Die Verflachung breitet sich weiter aus

Zu diesem großen Thema ist es ziemlich ruhig im Echoraum der obersten Medienbeauftragten Roth, auf ihrem dienstlichen Twitter-Account werden die Berlinale und Bertolt Brecht gefeiert, die Ereignisse am Baumwall dagegen bleiben unerwähnt. Dieses Schweigen ist nicht nur schade, sondern fatal. Denn es suggeriert, dass die Verflachungstendenzen, die im RTL-Programm seit Jahren angelegt sind und nun wohl in Richtung Gruner & Jahr ausgeweitet werden sollen, auf höchster politischer Ebene kaum oder keinen Widerspruch erfahren.

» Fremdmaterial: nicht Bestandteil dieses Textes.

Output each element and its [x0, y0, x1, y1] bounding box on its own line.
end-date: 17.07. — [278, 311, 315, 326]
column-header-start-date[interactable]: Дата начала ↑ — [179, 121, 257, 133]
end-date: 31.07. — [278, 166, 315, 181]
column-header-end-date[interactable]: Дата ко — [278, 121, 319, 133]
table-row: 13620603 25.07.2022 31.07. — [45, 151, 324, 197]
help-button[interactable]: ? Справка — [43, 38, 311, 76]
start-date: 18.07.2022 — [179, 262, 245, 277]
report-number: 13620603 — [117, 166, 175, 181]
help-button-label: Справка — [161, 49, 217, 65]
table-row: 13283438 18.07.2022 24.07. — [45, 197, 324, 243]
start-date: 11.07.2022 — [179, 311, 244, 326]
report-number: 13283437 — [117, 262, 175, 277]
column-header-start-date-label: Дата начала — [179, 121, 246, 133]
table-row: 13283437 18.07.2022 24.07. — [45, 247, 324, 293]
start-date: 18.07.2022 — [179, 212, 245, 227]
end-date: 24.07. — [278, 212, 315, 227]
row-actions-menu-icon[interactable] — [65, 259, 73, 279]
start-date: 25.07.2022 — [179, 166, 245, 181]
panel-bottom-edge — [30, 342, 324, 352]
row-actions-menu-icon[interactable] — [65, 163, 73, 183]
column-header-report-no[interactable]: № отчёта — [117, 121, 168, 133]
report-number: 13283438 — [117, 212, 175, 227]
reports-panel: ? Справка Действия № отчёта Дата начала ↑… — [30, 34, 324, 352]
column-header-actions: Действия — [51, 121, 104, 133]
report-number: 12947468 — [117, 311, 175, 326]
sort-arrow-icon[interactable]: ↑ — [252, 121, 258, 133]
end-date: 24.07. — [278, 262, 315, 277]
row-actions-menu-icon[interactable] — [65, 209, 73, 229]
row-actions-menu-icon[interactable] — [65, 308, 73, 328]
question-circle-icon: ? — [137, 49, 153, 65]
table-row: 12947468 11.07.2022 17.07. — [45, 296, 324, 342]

Dabei wäre es Aufgabe der Medienbeauftragten wie der Politik allgemein, deutlich zu machen, dass es sich immer noch lohnt, in Journalismus zu investieren – wofür Gruner & Jahr tragischerweise immer noch ein guter Beleg ist. Nur reicht RTL die Rendite nicht.

Welche der angekündigten Synergien dieser Fusion RTL bis jetzt gehoben hat, bleibt vage. Aber es steht zu befürchten, dass die Scripted-Reality-Serie „Der Untergang eines ehrwürdigen Verlages“ schon in der Schublade liegt. Tränen inklusive.